Aguascalientes, Ags.- He dado clases a alumnos de secundaria por muchos años. En forma permanente he tratado de infundirles el hábito de la lectura, así como buscar diversas maneras de motivarlos.

Recuerdo que, en cierta ocasión, cuando se puso de moda la película “El Señor de los anillos” basada en la magistral obra de J. R. Tolkien les pregunté en clase a un grupo de alumnos:
-Por favor, ¿podrían levantar la mano los que ya la vieron? –prácticamente todos la alzaron.
- Ahora díganme, ¿quiénes han leído los tres tomos de este autor inglés?
Sólo dos comentaron que la habían leído. Me dirigí a ellos y les cuestioné:
-¿Qué diferencias notaron entre la película y la trilogía de libros?
Y contestaron con rapidez:
-Que el escritor maneja a muchos más personajes y se narran otras emocionantes historias. Es interesante el original alfabeto de la lengua que hablaban los “elfos”, lo mismo que los mapas de geografía de esas tierras imaginarias que presenta. Además, relata numerosas anécdotas y hechos divertidos que no recoge la película…
Y añadí:
-Si hacemos una comparación entre los tres tomos de “El Señor de los anillos” y la película, ¿qué porcentaje incluye el filme de lo que se narra en esta obra literaria?
-Quizá sólo un diez por ciento, contestaron los alumnos.

Obviamente, eso provocó un gran interés de los alumnos por adquirir cuanto antes y leer esa célebre novela de ciencia ficción.

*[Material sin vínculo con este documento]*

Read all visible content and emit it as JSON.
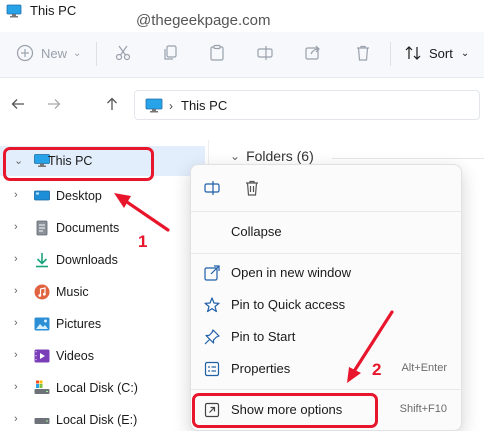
{
  "window": {
    "title": "This PC"
  },
  "watermark": "@thegeekpage.com",
  "toolbar": {
    "new_label": "New",
    "sort_label": "Sort"
  },
  "address": {
    "crumb": "This PC"
  },
  "sidebar": {
    "items": [
      {
        "label": "This PC",
        "icon": "monitor-icon",
        "expander": "⌄",
        "selected": true
      },
      {
        "label": "Desktop",
        "icon": "desktop-icon"
      },
      {
        "label": "Documents",
        "icon": "documents-icon"
      },
      {
        "label": "Downloads",
        "icon": "downloads-icon"
      },
      {
        "label": "Music",
        "icon": "music-icon"
      },
      {
        "label": "Pictures",
        "icon": "pictures-icon"
      },
      {
        "label": "Videos",
        "icon": "videos-icon"
      },
      {
        "label": "Local Disk (C:)",
        "icon": "drive-icon"
      },
      {
        "label": "Local Disk (E:)",
        "icon": "drive-icon"
      }
    ]
  },
  "main": {
    "folders_header": "Folders (6)"
  },
  "context_menu": {
    "collapse": "Collapse",
    "open_new_window": "Open in new window",
    "pin_quick_access": "Pin to Quick access",
    "pin_start": "Pin to Start",
    "properties": "Properties",
    "properties_shortcut": "Alt+Enter",
    "show_more": "Show more options",
    "show_more_shortcut": "Shift+F10"
  },
  "annotations": {
    "step1": "1",
    "step2": "2"
  },
  "colors": {
    "highlight": "#e8162c",
    "accent": "#0067c0",
    "selection": "#e3eefc"
  }
}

Luego conseguí un buen donativo de libros para la biblioteca del Centro Escolar con otras obras clásicas para los jóvenes: Julio Verne, Emilio Salgari, Gilbert K. Chesteron (la serie del Padre Brown, que presenta a un original y divertido detective), Charles Dickens, Arthur Conan Doyle (el inolvidable autor de “Las aventuras de Sherlock Holmes”) y muchas otras obras de suspenso o mucha acción.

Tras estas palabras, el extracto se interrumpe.